Frequently Asked Questions about Icebox Cookies
Why are they called icebox cookies?
Before modern refrigeration, households would have an icebox – an insulated cupboard used to store the daily ice delivery, which kept food cold.
Cookie dough would be placed in the icebox overnight to chill before baking, thus earning this name. Since we can now chill the dough in mere hours, these are also known as refrigerator cookies.
How do you freeze slice and bake cookie dough?
Simply follow the recipe as directed, then place each plastic-wrapped dough log in a freezer-safe Ziploc bag. Freeze for up to 3 months.
When you’re ready to bake, transfer the dough log to the refrigerator to thaw overnight. Slice and bake cookies as directed, and enjoy!
Can I double this pistachio cookie recipe?
Yes! In fact, it’s perfect for holiday baking for that exact reason. This recipe is easily doubled — you can even divide the dough in half and make two different flavors.
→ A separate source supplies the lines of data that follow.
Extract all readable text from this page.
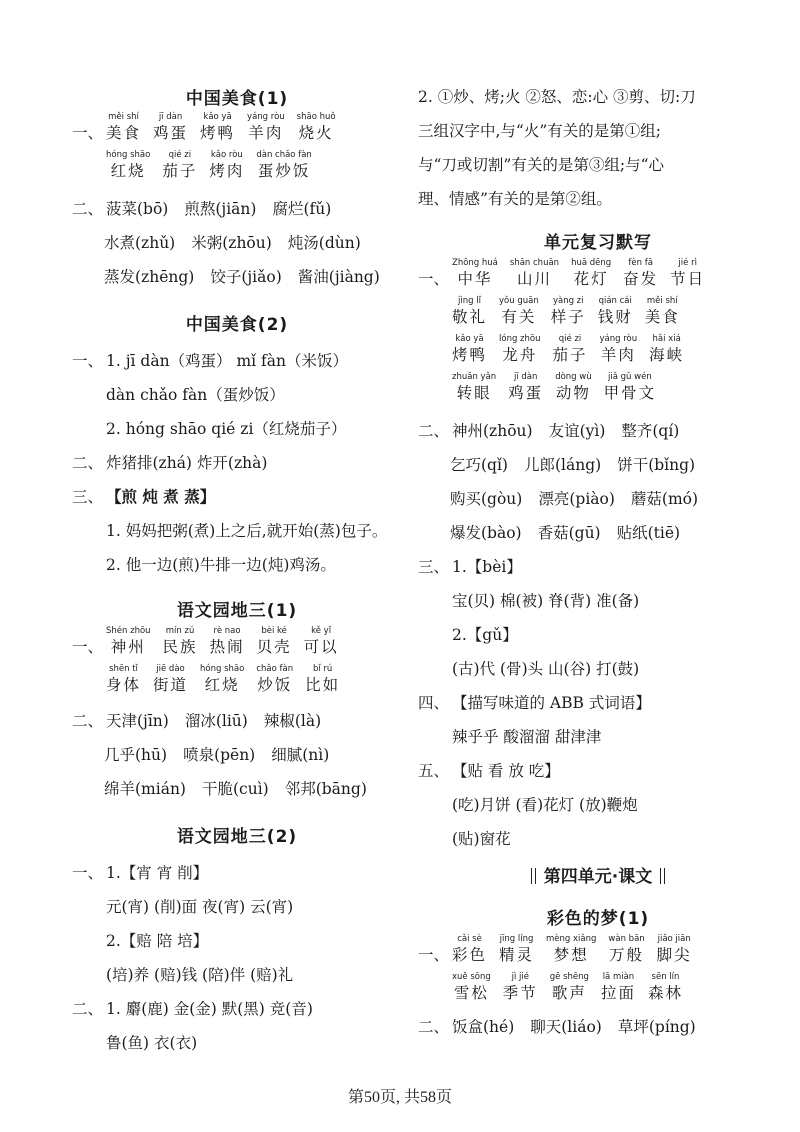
中国美食(1)
一、
měi shí
美食
jī dàn
鸡蛋
kǎo yā
烤鸭
yáng ròu
羊肉
shāo huǒ
烧火
hóng shāo
红烧
qié zi
茄子
kǎo ròu
烤肉
dàn chǎo fàn
蛋炒饭
二、 菠菜(bō) 煎熬(jiān) 腐烂(fǔ)
水煮(zhǔ) 米粥(zhōu) 炖汤(dùn)
蒸发(zhēng) 饺子(jiǎo) 酱油(jiàng)
中国美食(2)
一、 1. jī dàn（鸡蛋） mǐ fàn（米饭）
dàn chǎo fàn（蛋炒饭）
2. hóng shāo qié zi（红烧茄子）
二、 炸猪排(zhá) 炸开(zhà)
三、 【煎 炖 煮 蒸】
1. 妈妈把粥(煮)上之后,就开始(蒸)包子。
2. 他一边(煎)牛排一边(炖)鸡汤。
语文园地三(1)
一、
Shén zhōu
神州
mín zú
民族
rè nao
热闹
bèi ké
贝壳
kě yǐ
可以
shēn tǐ
身体
jiē dào
街道
hóng shāo
红烧
chǎo fàn
炒饭
bǐ rú
比如
二、 天津(jīn) 溜冰(liū) 辣椒(là)
几乎(hū) 喷泉(pēn) 细腻(nì)
绵羊(mián) 干脆(cuì) 邻邦(bāng)
语文园地三(2)
一、 1.【宵 宵 削】
元(宵) (削)面 夜(宵) 云(宵)
2.【赔 陪 培】
(培)养 (赔)钱 (陪)伴 (赔)礼
二、 1. 麝(鹿) 金(金) 默(黑) 竞(音)
鲁(鱼) 衣(衣)
2. ①炒、烤;火 ②怒、恋:心 ③剪、切:刀
三组汉字中,与“火”有关的是第①组;
与“刀或切割”有关的是第③组;与“心
理、情感”有关的是第②组。
单元复习默写
一、
Zhōng huá
中华
shān chuān
山川
huā dēng
花灯
fèn fā
奋发
jié rì
节日
jìng lǐ
敬礼
yǒu guān
有关
yàng zi
样子
qián cái
钱财
měi shí
美食
kǎo yā
烤鸭
lóng zhōu
龙舟
qié zi
茄子
yáng ròu
羊肉
hǎi xiá
海峡
zhuǎn yǎn
转眼
jī dàn
鸡蛋
dòng wù
动物
jiǎ gǔ wén
甲骨文
二、 神州(zhōu) 友谊(yì) 整齐(qí)
乞巧(qǐ) 儿郎(láng) 饼干(bǐng)
购买(gòu) 漂亮(piào) 蘑菇(mó)
爆发(bào) 香菇(gū) 贴纸(tiē)
三、 1.【bèi】
宝(贝) 棉(被) 脊(背) 准(备)
2.【gǔ】
(古)代 (骨)头 山(谷) 打(鼓)
四、 【描写味道的 ABB 式词语】
辣乎乎 酸溜溜 甜津津
五、 【贴 看 放 吃】
(吃)月饼 (看)花灯 (放)鞭炮
(贴)窗花
第四单元·课文
彩色的梦(1)
一、
cǎi sè
彩色
jīng líng
精灵
mèng xiǎng
梦想
wàn bān
万般
jiǎo jiān
脚尖
xuě sōng
雪松
jì jié
季节
gē shēng
歌声
lā miàn
拉面
sēn lín
森林
二、 饭盒(hé) 聊天(liáo) 草坪(píng)
第50页, 共58页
Brown butter refrigerator cookies are a delicious base for all kinds of mix-ins.
Make several batches of dough logs to keep on hand in the freezer, or bake one and save the other for the holiday rush. No matter what the occasion, these ice box cookies are a lifesaver!
Aside from adorning your holiday dessert table, wouldn’t these ice box cookies make the most thoughtful holiday gift? A decorated tin or some creative cellophane wrapping and a beautiful ribbon is all the packaging an edible treat like this needs.
This is also a great recipe to get the kids involved in the kitchen too. I’m sure their teachers would prefer a pistachio cookie over another apple any day — just saying!
More Easy Cookie Recipes
Ice Box Cookies (Slice and Bake)
- 1/2 cup brown butter instructions below
- 1/2 cup unsalted butter room temperature
- 1 cup sifted icing sugar
- 1/2 tsp kosher salt
- 2 egg yolks
- 2 cups flour sifted
- 1 tsp vanilla
- 1/2 cup dried cranberries
- 1/2 cup shelled and roughly chopped salted pistachios
- To brown the butter, place 1/2 cup of cubed butter in a glass pie plate. Cover with a plate to catch any spatters, and microwave for 6-8 minutes. The butter will bubble furiously for a few minutes as all water evaporates out and the milk protein solids begin to brown. Keep an eye, as it can burn quickly. Add more time in 30 second increments if needed. Transfer browned butter to a container (so it doesn’t keep cooking) and allow to come to room temperature.
- In a large bowl, beat the butter until it is smooth. Add the cooled brown butter and continue beating for a few minutes. Add the confectioners sugar and beat again until fully combined and smooth again. Add the salt, yolks and vanilla. Mix well. Add the flour and mix just until combined. Add the cranberries and pistachios and stir just until combined.
- Turn the dough out onto the counter that has been lightly dusted with confectioners sugar. Roll the dough into a sausage about 2 1/2- 3 inches in diameter. For smaller sizes, roll into a smaller log.
- Wrap the log in plastic wrap and refrigerate for at least 2 hours or overnight (you can also freeze it for 30 minutes). Once chilled, unwrap the log and slice it into rounds approx. 1/2 inch thick. Place cookies about 1 inch apart, on a sheet lined with parchment, and bake at 350 for 14 minutes. Allow cookies to rest for 2 minutes before moving to a cooling rack. Enjoy!
- These cookies freeze exceptionally.